The Mariner program was born during the Apollo era to explore the inner planets of the solar system. It was a compliment to the Pioneer missions that aimed at the outer giant planets, and the final two spacecraft, Mariners 11 and 12, were eventually repurposed into the Voyager 1 and 2 spacecraft. There were ten Mariner spacecraft built and launched. Three were lost to launch vehicle failures, four went to Mars, two were aimed squarely at Venus, and one was designed to explore Mercury. It was Mariner 10, the last of the series.

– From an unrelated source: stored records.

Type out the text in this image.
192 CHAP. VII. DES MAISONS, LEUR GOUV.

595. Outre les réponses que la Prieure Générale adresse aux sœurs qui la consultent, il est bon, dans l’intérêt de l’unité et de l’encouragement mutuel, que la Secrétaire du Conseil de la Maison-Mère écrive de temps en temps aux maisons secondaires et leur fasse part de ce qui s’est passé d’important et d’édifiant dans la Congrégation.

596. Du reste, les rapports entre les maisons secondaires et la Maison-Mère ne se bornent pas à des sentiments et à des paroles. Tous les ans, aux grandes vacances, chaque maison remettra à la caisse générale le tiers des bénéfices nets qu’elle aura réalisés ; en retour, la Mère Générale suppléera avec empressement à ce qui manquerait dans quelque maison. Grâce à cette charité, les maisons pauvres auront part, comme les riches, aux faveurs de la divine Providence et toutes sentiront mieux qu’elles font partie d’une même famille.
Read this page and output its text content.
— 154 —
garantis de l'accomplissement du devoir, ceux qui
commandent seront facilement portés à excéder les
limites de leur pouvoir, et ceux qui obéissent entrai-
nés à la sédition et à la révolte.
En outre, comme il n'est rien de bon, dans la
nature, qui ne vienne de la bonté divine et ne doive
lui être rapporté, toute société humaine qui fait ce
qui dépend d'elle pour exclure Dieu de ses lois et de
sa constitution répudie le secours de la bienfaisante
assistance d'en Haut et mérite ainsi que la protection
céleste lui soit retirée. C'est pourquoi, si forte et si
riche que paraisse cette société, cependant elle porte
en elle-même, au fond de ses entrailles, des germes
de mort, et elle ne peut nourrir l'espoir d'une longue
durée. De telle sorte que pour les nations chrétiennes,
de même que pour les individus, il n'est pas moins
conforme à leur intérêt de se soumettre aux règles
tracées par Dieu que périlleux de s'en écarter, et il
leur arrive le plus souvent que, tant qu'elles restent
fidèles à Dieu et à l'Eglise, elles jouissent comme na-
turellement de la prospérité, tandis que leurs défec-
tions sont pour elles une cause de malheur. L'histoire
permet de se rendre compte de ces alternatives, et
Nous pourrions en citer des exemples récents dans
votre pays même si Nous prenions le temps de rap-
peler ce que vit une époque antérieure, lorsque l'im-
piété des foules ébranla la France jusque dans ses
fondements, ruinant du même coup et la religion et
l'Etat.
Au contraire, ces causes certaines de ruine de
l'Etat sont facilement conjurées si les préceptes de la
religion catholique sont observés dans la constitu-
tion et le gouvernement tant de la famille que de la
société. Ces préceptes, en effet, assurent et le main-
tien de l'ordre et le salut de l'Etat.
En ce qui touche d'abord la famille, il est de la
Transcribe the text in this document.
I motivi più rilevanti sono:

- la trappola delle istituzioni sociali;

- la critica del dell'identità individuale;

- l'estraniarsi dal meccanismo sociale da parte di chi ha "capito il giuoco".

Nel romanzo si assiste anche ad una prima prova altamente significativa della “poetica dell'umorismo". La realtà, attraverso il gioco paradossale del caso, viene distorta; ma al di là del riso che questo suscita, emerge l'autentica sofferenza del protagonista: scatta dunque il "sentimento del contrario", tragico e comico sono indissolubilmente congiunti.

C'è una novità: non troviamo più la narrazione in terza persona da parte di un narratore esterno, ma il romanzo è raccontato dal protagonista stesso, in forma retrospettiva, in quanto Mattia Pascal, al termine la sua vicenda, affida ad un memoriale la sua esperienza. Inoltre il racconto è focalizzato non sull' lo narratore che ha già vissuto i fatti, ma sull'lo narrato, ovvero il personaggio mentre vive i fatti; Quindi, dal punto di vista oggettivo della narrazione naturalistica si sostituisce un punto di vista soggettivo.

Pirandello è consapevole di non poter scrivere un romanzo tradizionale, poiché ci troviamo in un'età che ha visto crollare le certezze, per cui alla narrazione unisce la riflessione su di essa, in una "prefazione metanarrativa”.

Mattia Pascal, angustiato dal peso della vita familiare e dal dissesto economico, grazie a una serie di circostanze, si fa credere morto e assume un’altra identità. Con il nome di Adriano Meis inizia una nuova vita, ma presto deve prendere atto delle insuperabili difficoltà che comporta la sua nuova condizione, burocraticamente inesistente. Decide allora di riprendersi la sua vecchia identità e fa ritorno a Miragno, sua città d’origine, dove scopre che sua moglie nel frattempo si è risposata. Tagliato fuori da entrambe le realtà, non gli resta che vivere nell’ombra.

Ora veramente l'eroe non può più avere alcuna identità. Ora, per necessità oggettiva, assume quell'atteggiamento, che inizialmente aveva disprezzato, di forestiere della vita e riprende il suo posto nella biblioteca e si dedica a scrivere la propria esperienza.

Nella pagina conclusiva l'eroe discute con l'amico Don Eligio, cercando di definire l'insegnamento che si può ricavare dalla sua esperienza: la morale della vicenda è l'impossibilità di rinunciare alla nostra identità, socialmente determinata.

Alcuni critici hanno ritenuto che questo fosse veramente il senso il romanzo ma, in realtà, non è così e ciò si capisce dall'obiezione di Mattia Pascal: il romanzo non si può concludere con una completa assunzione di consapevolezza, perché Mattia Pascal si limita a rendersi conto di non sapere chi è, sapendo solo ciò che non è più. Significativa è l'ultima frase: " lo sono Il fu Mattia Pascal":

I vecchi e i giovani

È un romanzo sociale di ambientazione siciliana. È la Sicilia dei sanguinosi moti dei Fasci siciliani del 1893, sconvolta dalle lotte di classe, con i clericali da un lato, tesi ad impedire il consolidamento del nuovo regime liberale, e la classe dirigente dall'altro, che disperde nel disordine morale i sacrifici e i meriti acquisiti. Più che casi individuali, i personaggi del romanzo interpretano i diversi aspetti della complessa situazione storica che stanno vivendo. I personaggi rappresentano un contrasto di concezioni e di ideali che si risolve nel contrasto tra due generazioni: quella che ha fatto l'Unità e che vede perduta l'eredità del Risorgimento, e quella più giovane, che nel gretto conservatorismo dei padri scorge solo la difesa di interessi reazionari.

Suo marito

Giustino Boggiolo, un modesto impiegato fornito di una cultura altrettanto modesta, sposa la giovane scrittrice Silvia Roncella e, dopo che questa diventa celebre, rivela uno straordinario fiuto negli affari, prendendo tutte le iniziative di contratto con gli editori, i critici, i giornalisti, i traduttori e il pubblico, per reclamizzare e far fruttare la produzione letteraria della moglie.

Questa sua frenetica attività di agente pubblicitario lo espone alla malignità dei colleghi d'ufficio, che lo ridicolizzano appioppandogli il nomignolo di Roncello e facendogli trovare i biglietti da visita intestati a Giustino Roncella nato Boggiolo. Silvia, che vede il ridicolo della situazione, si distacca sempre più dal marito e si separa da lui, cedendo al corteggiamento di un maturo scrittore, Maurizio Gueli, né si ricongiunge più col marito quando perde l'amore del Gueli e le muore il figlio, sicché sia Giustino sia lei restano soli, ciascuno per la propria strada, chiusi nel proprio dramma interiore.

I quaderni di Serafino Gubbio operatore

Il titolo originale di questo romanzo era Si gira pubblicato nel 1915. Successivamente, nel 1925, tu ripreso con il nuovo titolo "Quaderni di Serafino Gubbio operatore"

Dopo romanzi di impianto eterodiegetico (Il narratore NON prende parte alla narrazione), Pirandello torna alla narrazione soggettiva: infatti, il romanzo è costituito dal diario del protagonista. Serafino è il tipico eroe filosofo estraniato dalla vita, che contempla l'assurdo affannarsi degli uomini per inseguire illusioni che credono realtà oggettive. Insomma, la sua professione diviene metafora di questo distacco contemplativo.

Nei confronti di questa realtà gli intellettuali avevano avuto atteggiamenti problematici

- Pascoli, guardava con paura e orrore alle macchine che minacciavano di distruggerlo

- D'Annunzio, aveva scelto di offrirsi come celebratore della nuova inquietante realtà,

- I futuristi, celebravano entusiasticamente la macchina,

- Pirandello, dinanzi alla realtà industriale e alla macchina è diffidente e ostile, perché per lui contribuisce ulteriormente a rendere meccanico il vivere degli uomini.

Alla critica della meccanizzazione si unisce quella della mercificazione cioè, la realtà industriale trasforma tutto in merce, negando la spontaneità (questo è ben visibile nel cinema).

Mariner 10, like all the Mariner spacecraft, was octagonal in shape and made of magnesium and aluminum. It was squat and long, measuring about 18 inches high and 4.5 feet in diameter. With its solar panels deployed -- flying toward the sun, it used solar power for electricity -- it measured a substantial 26 feet across. Its science payload was also fairly common for the Mariner family. Its suite of instruments included cameras, a magnetometer, a plasma science experiment, a charged particle telescope, an ultraviolet spectrometer and an infrared radiometer. Mariner 10 launched on an Atlas Centaur rocket on Nov. 3, 1973. Not long after leaving the Earth, it turned around and looked back at our planet, snapping a stunning picture of our home planet and the moon together in one frame.
Its first planetary encounter was with Venus. Mariner 10 took some 4,000 images of the second planet from the sun, revealing little beyond the thick clouds enveloping the planet. Other instruments revealed Hadley-type circulation in Venus' atmosphere, as well as confirmed the existence of a weak magnetic field surrounding the planet and an ionosphere that interacted with the solar wind to form a bow shock. Mariner 10 used its encounter with Venus to slingshot itself on a path to Mercury, the first time a gravity-assist maneuver was done on a multi-planet mission. The spacecraft reached Mercury and made its first flyby on March 29, 1974.
Photos taken as the spacecraft approached its target showed scientists a moon-like surface: the planet was heavily cratered and barren. The spacecraft's magnetometers found only a weak magnetic field. Radiometer readings found temperatures vary significantly on the small world, from -297°F in the dark to 368°F in the sunlight. This first came on March 29, 1974 at a range of 436 miles from Mercury’s surface. A second flyby happened on Sept. 21, 1974; the spacecraft passed 29,868 miles from the surface. The third and final flyby came on March 16, 1975 and it was the closest pass. Mariner 10 flew within 203 miles of the planet’s surface. NASA’s last contact with the spacecraft came less than two weeks later on March 24.
Photographs and scientific measurements taken during the Mariner 10’s three passes revealed a wealth of information about the planet. The mission confirmed that Mercury has no appreciable atmosphere, a small magnetic field, and a relatively large iron-rich core. Just under half the planet was imaged by the spacecraft, and though it was far from uniform in appearance, the planet was found to be uniformly cratered and ragged. Like so many early survey missions, Mariner 10 raised more questions about Mercury than it answered, like, what is the planet’s internal structure? Is there volcanic activity? What is the story behind Mercury’s atmosphere and magnetosphere? Ground-based observations after the mission ended shed some light on the remaining mysteries, as hasNASA’s MESSENGER mission
, the only spacecraft dedicated to exploring Mercury since Mariner 10 launched.